The Gender Gap in Scientists Leaving Academia Has Narrowed

In an examination of more than 375,000 scientists across the globe, a new study published inthe journal Higher Education has found roughly one third of published authors quit science within five years of publishing their first paper. Within a decade, that rate jumps to roughly half of all academic scientists.

The study consisted of two cohorts of scientists who began publishing academic research in 2000 and 2010, respectively. The authors tracked both cohorts’ frequency of publications through 2019. For the first group, about one third of the cohort stopped publishing within five years, about half quit within 10 years, and nearly two-thirds quit within 19 years. Women authors in the 2000 cohort were more likely to quit over the same time period. Although a similar rate of overall attrition was found among the 2010 cohort, the gender gap in scientists quitting their field was virtually nonexistent. By 2019, some 41 percent of women and 42 percent of men were still actively publishing research.

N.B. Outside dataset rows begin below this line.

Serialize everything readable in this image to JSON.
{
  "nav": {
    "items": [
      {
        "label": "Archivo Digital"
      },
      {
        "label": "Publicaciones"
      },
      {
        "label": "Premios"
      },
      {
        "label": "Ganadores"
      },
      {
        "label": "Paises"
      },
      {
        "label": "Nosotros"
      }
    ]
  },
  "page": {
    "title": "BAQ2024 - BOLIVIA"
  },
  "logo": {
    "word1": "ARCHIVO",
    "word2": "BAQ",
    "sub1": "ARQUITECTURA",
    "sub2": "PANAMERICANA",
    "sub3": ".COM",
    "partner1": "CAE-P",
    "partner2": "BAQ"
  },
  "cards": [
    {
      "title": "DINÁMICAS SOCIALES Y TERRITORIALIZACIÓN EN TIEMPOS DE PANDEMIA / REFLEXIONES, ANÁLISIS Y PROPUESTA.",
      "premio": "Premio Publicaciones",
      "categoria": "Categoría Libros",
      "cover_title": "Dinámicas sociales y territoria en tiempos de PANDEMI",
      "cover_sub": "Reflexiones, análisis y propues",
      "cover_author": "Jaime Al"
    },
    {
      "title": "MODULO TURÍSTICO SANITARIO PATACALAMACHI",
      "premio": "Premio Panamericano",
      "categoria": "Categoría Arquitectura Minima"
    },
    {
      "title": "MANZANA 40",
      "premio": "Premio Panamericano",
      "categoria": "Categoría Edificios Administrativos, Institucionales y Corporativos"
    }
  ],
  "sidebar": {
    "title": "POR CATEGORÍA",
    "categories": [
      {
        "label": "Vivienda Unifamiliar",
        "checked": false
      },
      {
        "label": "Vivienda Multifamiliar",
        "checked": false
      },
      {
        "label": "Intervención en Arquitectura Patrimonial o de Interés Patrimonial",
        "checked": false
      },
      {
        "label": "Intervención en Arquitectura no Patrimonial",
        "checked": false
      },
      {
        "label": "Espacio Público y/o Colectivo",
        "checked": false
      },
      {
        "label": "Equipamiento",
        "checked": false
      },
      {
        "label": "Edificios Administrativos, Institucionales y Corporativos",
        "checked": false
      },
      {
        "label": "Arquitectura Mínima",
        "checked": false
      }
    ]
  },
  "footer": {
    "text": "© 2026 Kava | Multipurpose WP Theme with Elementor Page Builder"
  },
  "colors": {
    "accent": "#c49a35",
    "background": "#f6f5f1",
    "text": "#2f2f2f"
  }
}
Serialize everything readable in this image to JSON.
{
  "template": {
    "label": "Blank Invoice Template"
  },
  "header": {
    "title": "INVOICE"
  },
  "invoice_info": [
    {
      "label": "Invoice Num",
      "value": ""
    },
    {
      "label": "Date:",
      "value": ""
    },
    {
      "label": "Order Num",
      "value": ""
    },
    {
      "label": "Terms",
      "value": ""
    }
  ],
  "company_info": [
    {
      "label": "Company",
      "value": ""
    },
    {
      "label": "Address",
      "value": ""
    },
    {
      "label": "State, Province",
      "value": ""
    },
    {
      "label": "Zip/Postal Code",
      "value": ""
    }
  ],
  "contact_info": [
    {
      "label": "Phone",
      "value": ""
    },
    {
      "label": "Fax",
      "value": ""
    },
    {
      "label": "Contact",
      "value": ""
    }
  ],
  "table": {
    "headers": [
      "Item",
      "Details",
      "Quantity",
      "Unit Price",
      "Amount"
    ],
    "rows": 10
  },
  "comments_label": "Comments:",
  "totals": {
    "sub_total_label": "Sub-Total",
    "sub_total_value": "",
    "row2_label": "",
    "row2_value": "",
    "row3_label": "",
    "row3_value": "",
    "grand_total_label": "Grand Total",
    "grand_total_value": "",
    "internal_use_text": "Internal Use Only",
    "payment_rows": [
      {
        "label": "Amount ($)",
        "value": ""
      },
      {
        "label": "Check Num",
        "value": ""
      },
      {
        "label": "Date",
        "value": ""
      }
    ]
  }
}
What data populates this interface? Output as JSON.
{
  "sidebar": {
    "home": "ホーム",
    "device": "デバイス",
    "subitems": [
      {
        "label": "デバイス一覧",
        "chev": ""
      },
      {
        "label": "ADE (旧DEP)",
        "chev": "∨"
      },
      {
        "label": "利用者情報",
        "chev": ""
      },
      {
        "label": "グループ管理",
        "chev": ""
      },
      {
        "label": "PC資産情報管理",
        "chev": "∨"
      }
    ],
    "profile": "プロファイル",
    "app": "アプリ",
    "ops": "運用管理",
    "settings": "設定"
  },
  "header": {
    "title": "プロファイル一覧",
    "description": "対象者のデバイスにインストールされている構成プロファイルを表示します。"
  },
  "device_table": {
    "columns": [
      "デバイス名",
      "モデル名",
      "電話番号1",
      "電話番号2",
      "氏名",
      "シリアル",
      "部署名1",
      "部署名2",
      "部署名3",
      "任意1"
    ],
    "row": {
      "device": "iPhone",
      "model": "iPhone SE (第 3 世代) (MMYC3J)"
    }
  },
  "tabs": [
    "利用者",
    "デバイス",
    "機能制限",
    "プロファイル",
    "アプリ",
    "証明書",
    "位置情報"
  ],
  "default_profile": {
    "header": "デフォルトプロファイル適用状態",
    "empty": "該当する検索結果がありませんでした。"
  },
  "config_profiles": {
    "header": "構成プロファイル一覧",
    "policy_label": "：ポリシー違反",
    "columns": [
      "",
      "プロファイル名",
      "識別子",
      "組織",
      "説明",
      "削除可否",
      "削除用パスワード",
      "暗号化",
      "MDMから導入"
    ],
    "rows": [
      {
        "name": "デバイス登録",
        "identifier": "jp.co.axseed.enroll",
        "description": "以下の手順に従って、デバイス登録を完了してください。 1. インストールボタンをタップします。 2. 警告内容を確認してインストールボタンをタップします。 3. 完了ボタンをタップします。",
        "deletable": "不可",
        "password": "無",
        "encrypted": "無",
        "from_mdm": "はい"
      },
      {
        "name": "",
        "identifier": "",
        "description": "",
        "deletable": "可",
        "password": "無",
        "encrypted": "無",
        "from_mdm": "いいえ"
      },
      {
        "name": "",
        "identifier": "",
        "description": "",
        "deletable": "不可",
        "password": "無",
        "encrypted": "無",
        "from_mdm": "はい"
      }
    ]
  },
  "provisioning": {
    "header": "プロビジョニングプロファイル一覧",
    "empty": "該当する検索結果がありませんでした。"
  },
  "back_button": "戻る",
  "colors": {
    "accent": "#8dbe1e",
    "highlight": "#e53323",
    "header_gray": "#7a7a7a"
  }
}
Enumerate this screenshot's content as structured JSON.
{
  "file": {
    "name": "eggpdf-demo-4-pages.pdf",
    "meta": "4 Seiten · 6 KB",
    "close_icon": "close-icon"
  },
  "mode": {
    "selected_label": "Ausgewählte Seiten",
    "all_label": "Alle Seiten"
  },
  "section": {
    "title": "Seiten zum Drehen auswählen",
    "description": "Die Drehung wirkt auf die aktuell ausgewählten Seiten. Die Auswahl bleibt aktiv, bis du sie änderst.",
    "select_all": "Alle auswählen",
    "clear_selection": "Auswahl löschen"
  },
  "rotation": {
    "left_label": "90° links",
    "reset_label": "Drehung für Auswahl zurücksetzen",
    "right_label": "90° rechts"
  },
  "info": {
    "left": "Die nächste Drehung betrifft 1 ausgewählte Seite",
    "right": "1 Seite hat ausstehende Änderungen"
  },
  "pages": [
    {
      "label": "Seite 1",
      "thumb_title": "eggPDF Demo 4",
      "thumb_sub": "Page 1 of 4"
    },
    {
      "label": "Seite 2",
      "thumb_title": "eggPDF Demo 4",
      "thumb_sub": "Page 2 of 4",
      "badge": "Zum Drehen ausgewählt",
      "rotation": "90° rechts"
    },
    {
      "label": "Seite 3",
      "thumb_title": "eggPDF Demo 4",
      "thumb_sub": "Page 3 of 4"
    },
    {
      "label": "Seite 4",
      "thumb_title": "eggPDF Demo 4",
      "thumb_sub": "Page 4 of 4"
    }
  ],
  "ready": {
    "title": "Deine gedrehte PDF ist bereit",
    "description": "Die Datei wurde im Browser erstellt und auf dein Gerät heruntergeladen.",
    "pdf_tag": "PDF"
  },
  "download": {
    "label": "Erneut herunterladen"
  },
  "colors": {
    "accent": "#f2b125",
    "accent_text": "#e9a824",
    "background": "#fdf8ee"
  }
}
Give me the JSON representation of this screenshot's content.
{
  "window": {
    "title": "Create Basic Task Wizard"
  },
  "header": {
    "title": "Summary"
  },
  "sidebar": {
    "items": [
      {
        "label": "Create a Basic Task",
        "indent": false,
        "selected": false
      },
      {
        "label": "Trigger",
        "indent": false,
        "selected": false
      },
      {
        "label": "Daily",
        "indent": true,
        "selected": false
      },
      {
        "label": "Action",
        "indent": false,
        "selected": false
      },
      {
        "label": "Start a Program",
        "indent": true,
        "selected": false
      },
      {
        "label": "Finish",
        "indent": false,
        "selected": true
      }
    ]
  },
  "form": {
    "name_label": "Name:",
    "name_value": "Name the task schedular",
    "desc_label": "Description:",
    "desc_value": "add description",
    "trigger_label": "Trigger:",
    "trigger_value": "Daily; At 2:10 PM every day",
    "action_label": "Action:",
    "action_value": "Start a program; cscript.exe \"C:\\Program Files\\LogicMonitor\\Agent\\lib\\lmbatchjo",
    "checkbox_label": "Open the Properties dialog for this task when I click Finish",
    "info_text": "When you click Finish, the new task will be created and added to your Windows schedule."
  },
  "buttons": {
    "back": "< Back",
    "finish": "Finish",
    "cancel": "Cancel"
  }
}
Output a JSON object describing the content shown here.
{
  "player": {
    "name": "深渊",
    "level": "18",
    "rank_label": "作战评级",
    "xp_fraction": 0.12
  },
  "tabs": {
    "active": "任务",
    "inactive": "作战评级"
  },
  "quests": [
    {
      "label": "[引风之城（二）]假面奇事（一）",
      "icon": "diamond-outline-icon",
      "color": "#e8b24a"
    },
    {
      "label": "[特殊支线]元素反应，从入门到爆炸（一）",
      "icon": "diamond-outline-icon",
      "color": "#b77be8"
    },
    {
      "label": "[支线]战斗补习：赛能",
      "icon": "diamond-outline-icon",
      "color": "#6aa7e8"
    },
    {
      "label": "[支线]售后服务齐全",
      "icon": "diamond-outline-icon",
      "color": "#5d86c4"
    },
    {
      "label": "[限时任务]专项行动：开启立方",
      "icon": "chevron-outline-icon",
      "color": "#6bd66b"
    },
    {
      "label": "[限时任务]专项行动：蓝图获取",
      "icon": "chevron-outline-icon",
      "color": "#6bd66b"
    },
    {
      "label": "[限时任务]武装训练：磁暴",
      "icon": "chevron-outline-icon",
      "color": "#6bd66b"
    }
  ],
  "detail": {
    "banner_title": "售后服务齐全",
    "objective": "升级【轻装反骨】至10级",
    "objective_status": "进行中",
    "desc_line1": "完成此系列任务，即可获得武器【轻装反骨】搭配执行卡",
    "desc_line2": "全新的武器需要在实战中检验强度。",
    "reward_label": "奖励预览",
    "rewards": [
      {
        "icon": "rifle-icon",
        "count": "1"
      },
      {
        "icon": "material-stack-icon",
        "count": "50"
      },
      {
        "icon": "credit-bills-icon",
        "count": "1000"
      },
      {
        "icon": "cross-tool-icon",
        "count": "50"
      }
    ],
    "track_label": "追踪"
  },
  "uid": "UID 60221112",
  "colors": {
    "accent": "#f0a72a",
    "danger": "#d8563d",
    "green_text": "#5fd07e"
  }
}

The rate of attrition among the 2000 cohort varied depending on the participants’ field of study. In the biological and life sciences discipline, a primarily woman-dominated field, women were significantly more likely to exit their field after 10 years at a rate of 58.3 percent, compared to 48.6 percent of men. In contrast, some fields where women remain historically underrepresented, such as mathematics, computer science, and physics, the rate of attrition after 10 years was roughly same between women and men scholars.

“For new generations of scientists, attrition in science has been on the rise and very high, but it seems to be much less gendered than traditionally assumed,” the authors write. “In a fast-changing science environment, with hundreds of thousands of newcomers to science every year, our traditional assumptions about how men and women disappear from science may need careful revision.”